In another embodiment, the neuron network incorporated in the central control system 6 optimizes the setting and / or setting range of the sequence parameters for a combination of subject and / or test specific parameters. Determine. To that end, the neuron network allows a sufficiently long time of learning, thereby providing a sufficiently large number of combinations in conjunction with a prediction of whether the image quality will be better or worse. At that time, the neuron network continues to learn each new test.

In one embodiment, an operator is provided with an auxiliary function for indicating an optimum setting and / or a setting range for high image quality when changing a sequence parameter. For example, one T ₁ -enhanced spin echo sequence is preselected and the operator sets the repetition time to T
_{If the} contrast characteristic is increased so as to be lost, the operator will be informed accordingly from the auxiliary functions.

In another embodiment, the movement of the patient is at least indicated after the determination of the sequence parameters and the start of the actual image generation. Because they can also lead to reduced image quality.

[Brief description of the drawings]

FIG. 1 is a schematic diagram of a magnetic resonance apparatus.
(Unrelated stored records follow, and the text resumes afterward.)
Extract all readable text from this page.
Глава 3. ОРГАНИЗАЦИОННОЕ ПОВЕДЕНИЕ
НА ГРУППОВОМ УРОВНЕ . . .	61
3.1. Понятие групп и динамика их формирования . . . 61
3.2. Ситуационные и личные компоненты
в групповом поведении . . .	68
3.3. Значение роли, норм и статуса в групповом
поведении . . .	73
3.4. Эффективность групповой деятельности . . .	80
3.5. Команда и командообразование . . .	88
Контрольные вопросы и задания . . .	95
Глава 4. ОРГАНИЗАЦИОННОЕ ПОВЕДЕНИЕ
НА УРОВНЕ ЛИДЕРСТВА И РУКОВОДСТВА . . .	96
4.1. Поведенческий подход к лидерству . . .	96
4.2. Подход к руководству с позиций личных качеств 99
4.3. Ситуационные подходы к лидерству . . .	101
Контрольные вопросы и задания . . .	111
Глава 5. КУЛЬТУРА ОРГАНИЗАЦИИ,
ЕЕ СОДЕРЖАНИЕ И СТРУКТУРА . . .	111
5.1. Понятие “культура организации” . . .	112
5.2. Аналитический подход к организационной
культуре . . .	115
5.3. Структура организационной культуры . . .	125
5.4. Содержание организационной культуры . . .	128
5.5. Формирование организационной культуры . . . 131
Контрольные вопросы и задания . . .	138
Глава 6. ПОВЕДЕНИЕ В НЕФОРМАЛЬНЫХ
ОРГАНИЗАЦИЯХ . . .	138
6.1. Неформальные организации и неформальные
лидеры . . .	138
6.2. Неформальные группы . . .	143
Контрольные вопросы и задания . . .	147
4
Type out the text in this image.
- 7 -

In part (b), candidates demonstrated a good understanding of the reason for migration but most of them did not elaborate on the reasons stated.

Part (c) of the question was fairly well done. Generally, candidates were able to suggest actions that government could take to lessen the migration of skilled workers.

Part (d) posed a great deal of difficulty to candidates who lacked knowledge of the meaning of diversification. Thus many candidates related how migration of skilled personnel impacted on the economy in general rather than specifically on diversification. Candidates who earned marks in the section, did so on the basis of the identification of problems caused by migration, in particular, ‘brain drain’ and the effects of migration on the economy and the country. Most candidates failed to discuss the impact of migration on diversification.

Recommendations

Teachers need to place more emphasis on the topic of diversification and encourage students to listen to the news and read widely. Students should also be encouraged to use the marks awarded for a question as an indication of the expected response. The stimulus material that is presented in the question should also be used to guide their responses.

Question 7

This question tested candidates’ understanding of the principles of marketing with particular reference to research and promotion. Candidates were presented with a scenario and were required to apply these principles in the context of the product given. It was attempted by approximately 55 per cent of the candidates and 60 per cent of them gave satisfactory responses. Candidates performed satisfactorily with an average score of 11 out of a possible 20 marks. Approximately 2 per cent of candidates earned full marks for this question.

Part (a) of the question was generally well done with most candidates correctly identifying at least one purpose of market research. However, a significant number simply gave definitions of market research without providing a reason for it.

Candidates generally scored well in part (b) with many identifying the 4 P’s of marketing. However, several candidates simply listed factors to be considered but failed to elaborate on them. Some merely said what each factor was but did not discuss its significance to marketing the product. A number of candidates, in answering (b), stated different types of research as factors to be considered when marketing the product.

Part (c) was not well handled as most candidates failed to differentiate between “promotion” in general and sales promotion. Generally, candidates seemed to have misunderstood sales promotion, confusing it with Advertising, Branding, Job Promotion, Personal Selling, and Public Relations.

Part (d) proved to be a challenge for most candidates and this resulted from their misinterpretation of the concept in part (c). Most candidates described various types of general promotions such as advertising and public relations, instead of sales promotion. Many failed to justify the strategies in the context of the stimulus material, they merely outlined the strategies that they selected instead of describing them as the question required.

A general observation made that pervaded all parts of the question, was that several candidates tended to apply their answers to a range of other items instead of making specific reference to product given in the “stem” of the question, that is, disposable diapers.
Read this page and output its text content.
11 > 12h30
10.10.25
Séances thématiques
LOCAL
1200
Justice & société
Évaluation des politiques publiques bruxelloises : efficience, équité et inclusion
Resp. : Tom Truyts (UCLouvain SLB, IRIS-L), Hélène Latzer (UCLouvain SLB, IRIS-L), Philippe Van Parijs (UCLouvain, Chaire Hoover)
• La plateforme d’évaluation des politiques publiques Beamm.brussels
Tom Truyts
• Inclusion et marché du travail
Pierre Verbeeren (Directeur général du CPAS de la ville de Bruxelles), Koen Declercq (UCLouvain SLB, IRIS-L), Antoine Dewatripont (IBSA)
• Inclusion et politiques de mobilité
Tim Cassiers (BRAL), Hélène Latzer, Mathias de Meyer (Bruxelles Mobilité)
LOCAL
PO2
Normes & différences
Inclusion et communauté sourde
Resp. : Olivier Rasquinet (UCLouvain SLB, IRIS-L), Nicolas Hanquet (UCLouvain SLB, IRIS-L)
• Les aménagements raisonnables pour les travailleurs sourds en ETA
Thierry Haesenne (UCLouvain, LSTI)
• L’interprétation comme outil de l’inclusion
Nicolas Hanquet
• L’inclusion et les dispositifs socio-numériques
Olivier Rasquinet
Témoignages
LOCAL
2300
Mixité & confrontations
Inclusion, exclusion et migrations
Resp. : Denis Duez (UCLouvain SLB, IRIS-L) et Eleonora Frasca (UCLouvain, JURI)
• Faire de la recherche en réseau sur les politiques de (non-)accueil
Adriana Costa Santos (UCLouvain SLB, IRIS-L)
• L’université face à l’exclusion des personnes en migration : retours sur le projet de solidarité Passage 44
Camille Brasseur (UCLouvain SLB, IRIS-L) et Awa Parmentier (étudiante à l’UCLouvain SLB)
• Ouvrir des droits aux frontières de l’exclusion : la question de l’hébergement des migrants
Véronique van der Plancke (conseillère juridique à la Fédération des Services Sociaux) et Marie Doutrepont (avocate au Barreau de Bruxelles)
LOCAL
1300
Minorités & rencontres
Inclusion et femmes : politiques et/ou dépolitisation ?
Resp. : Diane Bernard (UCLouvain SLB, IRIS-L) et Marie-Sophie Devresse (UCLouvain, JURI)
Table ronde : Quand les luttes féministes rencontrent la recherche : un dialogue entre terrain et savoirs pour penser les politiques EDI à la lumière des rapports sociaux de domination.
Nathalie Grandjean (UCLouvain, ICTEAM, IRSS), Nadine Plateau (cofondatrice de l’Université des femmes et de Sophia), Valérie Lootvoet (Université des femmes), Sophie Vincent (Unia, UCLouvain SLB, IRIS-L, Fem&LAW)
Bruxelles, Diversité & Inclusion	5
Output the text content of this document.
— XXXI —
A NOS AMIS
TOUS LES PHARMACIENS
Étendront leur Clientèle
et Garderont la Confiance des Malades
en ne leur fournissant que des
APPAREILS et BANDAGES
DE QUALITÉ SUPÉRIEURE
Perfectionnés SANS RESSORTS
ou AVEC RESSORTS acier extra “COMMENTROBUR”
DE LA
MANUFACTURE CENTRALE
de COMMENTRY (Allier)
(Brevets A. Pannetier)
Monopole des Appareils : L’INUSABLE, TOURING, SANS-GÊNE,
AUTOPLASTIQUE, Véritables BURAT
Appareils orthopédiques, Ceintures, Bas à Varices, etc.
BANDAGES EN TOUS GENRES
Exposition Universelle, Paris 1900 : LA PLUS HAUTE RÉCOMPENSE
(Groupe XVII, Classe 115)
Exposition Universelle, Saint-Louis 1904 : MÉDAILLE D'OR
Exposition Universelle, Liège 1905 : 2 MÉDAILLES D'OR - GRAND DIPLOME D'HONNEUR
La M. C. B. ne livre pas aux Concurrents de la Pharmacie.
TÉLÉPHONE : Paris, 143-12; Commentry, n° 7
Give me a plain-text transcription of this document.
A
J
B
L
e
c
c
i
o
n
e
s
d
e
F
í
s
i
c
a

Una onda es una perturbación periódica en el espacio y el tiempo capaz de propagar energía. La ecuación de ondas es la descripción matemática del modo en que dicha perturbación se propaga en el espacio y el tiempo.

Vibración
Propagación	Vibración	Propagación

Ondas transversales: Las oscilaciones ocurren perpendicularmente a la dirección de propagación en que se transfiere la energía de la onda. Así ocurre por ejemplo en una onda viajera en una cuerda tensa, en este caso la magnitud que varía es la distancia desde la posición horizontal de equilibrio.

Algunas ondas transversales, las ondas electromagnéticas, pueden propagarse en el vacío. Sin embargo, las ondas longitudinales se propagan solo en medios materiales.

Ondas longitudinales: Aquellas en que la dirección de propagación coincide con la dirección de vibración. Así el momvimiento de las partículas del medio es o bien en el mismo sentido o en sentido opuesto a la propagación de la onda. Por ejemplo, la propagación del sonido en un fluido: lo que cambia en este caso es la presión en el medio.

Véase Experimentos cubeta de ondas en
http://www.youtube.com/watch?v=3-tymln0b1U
FIG. 2 is a flowchart for the method of the present invention for determining an optimal setting and a setting range of a sequence parameter.

[Explanation of symbols]

 DESCRIPTION OF SYMBOLS 1 Basic magnetic field magnet system 2 Gradient coil system 3 Stationary antenna 4 Local antenna 5 Bed apparatus 6 Central control system 7 Display and operation device 8 Imaging volume 11 Patient

Claims (8)

[Claims] 1. A method for generating a magnetic resonance image of a subject by a magnetic resonance apparatus in a test frame of a subject based on a sequence, wherein the magnetic resonance apparatus is provided with parameters specific to the subject and / or examination. Given the steps and the magnetic resonance apparatus, for a given combination of subject and / or examination-specific parameters, determine the optimal setting and / or setting range of sequence parameters to generate a magnetic resonance image. Generating a magnetic resonance image. 2. An optimum setting and / or setting range of a sequence parameter is associated with a combination of a parameter specific to an object and / or an examination through a tabular connection. The method of claim 1. 3. The method according to claim 1, wherein the neuron network determines an optimal setting and / or setting range of the sequence parameter for a combination of parameters specific to the subject and / or the test. The described method. 4. The method according to claim 1, wherein the subject-specific parameters include at least one subject amount such as mass, length, gender, age or date of birth, physique, fat, and proton density. Item 4. The method according to any one of Items 1 to 3. 5. The method according to claim 1, wherein the examination-specific parameters include at least one of a sequence type, a length, a contrast preselection, and a range of the subject to be imaged. The method described in one. 6. The magnetic resonance apparatus according to claim 1, wherein at least one of the parameters specific to the subject and / or the examination is input by the user of the magnetic resonance apparatus at the magnetic resonance apparatus. the method of. 7. The method according to claim 1, wherein at least one of the analyte and / or examination-specific parameters is determined automatically by a magnetic resonance apparatus. 8. A sequence in which the setting and the setting range are based on the field of view, the repetition time, the echo time, the size of the matrix, the thickness of the layer to be imaged, the number of averaging, the bandwidth of the normalizing filter and / or the cutoff frequency. The method according to claim 1, wherein the method is determined for at least one of the parameters.